Social Impact of Globalization
Social Impact of Globalization
It is well established that the greater the gap in earnings between origin and destination, the more likely are working age adults to move. Many migrants to urban areas initially enter the informal sector. For some this is a transitory phase prior to finding more formal employment. However, statistical studies of these patterns are plagued by the lack of precision in defining the informal sector and the evidence does not make it clear whether the formal or informal sector offers higher pay to observationally equivalent workers.
Globalization has changed the demographic factors regarding Internal Migration:
The push factors that are the factors which forces the population to leave the original place to urban places have intensified; the push factors which operate in places of origin, in this case the rural areas, is lack of resources, unemployment, overpopulation, drought or floods or such other natural calamities, essentially all such factors which makes a decent living standards impossible.
Th pull factors of cities are many- employment opportunities, entertainment, education facilities, trade centres, institutional set ups, availability of opportunities, secular environment etc. Ashish Bose, argues that the push and pull factors should be interpreted in overall demographic contexts.
At 833.1 million, India’s rural population today is 90.6 million higher than it was a decade ago. But the urban population is 91 million higher than it was in 2001. The Census cites three possible causes for the urban population to have risen by more than the rural: ‘migration,’ ‘natural increase’ and ‘inclusion of new areas as ‘urban.’ But all three factors applied in earlier decades too, when additions to the rural population far outstripped those to the urban. Why then is the last decade so different? While valid in themselves, these factors cannot fully explain this huge urban increase. Ironically this is a census in which the decadal growth percentage of population records “the sharpest decline since India’s independence.”
Take the 2001 Census. It showed us that the rural population had grown by more than 113 million since 1991 and the urban by over 68 million. So, rural India had added 45 million people more than urban. In 2011, urban India’s increase was greater than that of rural India’s by nearly half a million, a huge change.

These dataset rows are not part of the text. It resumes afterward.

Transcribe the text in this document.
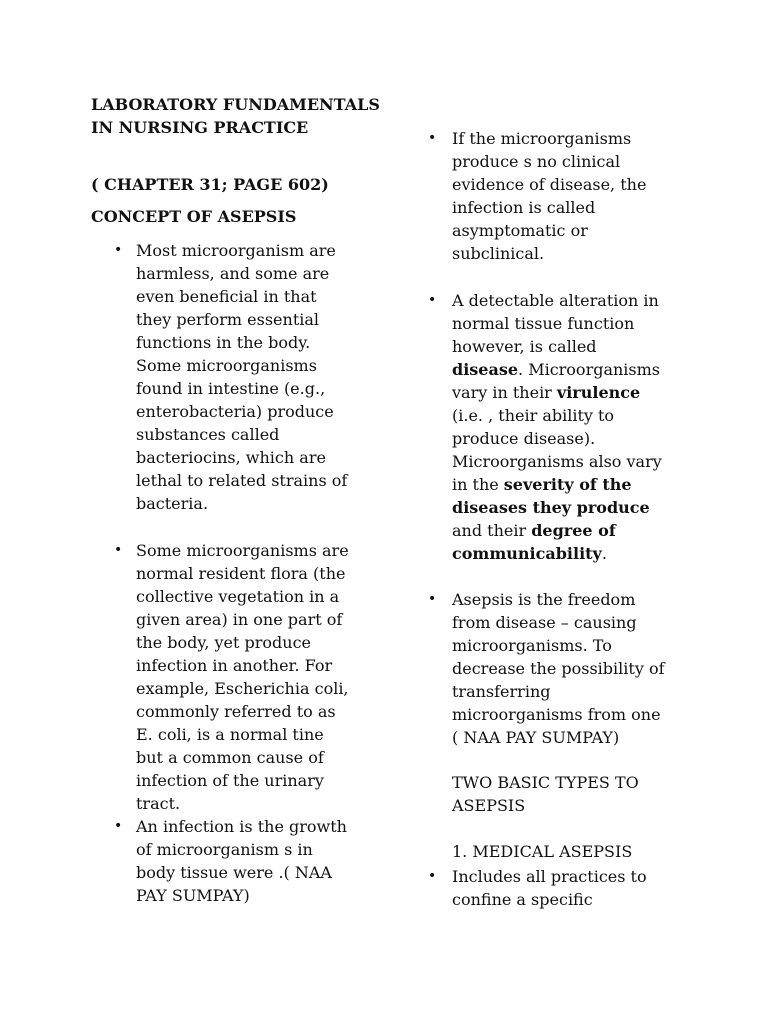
LABORATORY FUNDAMENTALS IN NURSING PRACTICE
( CHAPTER 31; PAGE 602)
CONCEPT OF ASEPSIS
• Most microorganism are
harmless, and some are
even beneficial in that
they perform essential
functions in the body.
Some microorganisms
found in intestine (e.g.,
enterobacteria) produce
substances called
bacteriocins, which are
lethal to related strains of
bacteria.
• Some microorganisms are
normal resident flora (the
collective vegetation in a
given area) in one part of
the body, yet produce
infection in another. For
example, Escherichia coli,
commonly referred to as
E. coli, is a normal tine
but a common cause of
infection of the urinary
tract.
• An infection is the growth
of microorganism s in
body tissue were .( NAA
PAY SUMPAY)
• If the microorganisms
produce s no clinical
evidence of disease, the
infection is called
asymptomatic or
subclinical.
• A detectable alteration in
normal tissue function
however, is called
disease. Microorganisms
vary in their virulence
(i.e. , their ability to
produce disease).
Microorganisms also vary
in the severity of the
diseases they produce
and their degree of
communicability.
• Asepsis is the freedom
from disease – causing
microorganisms. To
decrease the possibility of
transferring
microorganisms from one
( NAA PAY SUMPAY)
TWO BASIC TYPES TO
ASEPSIS
1. MEDICAL ASEPSIS
• Includes all practices to
confine a specific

The Census data, however, do not convey the harshness and pain of the millions trapped in “footloose” migrations. That is, the desperate search for work driving poorer people in many directions without a clear final destination. Like Oriya migrants who work some weeks in Raipur, then a couple of months at brick kilns in Andhra Pradesh, then at construction sites in diverse towns in Maharashtra. Their hunger and contractor drive them to any place where there is work, however brief. There are rural migrations to both metro and non-metro urban areas, towns and smaller cities. There are also rural to rural migrations. There are urban-urban migrations. And even, in smaller measure, urban to rural migrations.